Depuis près de deux décennies, l’industrie de la mode murmure sur la véritable identité des personnages de Le Diable s’habille en Prada. Aujourd’hui, la femme considérée comme la véritable source d’inspiration du personnage nerveux et impitoyable d’Emily Blunt, Emily Charlton, partage enfin sa version de l’histoire.

Dans un récent épisode du podcast Run-Through de Vogue, la célèbre styliste Leslie Fremar a révélé les frictions qui existaient dans les coulisses de Vogue à l’époque qui a inspiré le livre et le film à succès.

Une trahison professionnelle

Le lien de Fremar avec l’histoire est direct : elle a été la première assistante d’Anna Wintour, alors rédactrice en chef de Vogue, et était responsable de l’embauche de Lauren Weisberger en tant qu’assistante junior. Les deux hommes ont travaillé en étroite collaboration pendant environ huit mois.

Alors que les mémoires de Weisberger étaient techniquement classés comme fiction, l’industrie l’a longtemps considéré comme un exposé à peine voilé sur les conditions de travail chez Vogue. Fremar a fait écho à ce sentiment, qualifiant la publication du livre de ** « trahison ».

“C’était juste comme cette exposition”, a fait remarquer Fremar. “Même si quelqu’un lui a évidemment conseillé d’en faire une fiction, c’était vraiment basé sur beaucoup de choses que… j’ai vécu, elle a vécu.”

Les frictions entre la mode et le journalisme

Fremar a fourni un contexte crucial expliquant pourquoi la relation entre les deux femmes était si tendue – une dynamique qui se reflétait dans la rivalité cinématographique entre Emily Charlton (Blunt) et Andy Sachs (Anne Hathaway).

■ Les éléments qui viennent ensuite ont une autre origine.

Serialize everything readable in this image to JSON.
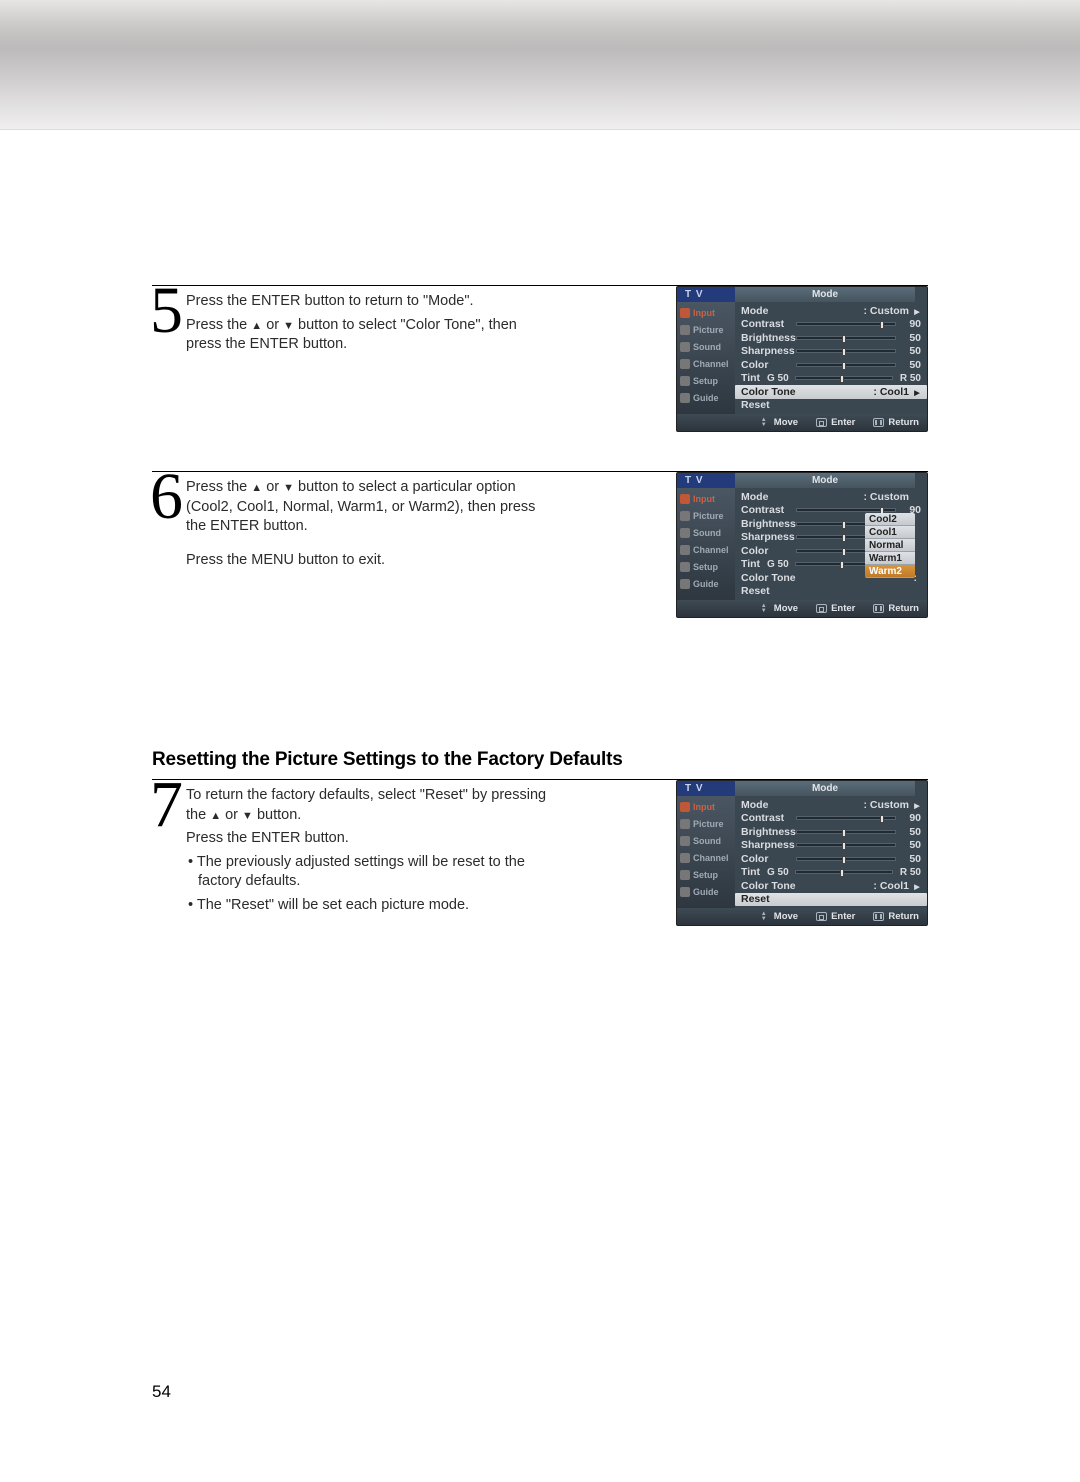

Selon Fremar, la tension provenait d’une différence fondamentale dans la passion et les objectifs de carrière :
Fremar était profondément engagée dans l’industrie de la mode et considérait son rôle comme un cheminement de carrière à long terme.
Weisberger, en revanche, s’intéressait principalement à l’écriture et ne semblait pas s’intéresser au monde de la mode lui-même.

Ce désalignement a conduit à une frustration professionnelle. Fremar a admis que son portrait dans le film comme « pas très gentil » ou « nerveux » était le reflet de son stress dans le monde réel, notant qu’elle avait souvent l’impression qu’elle accomplissait les tâches de Weisberger en plus des siennes.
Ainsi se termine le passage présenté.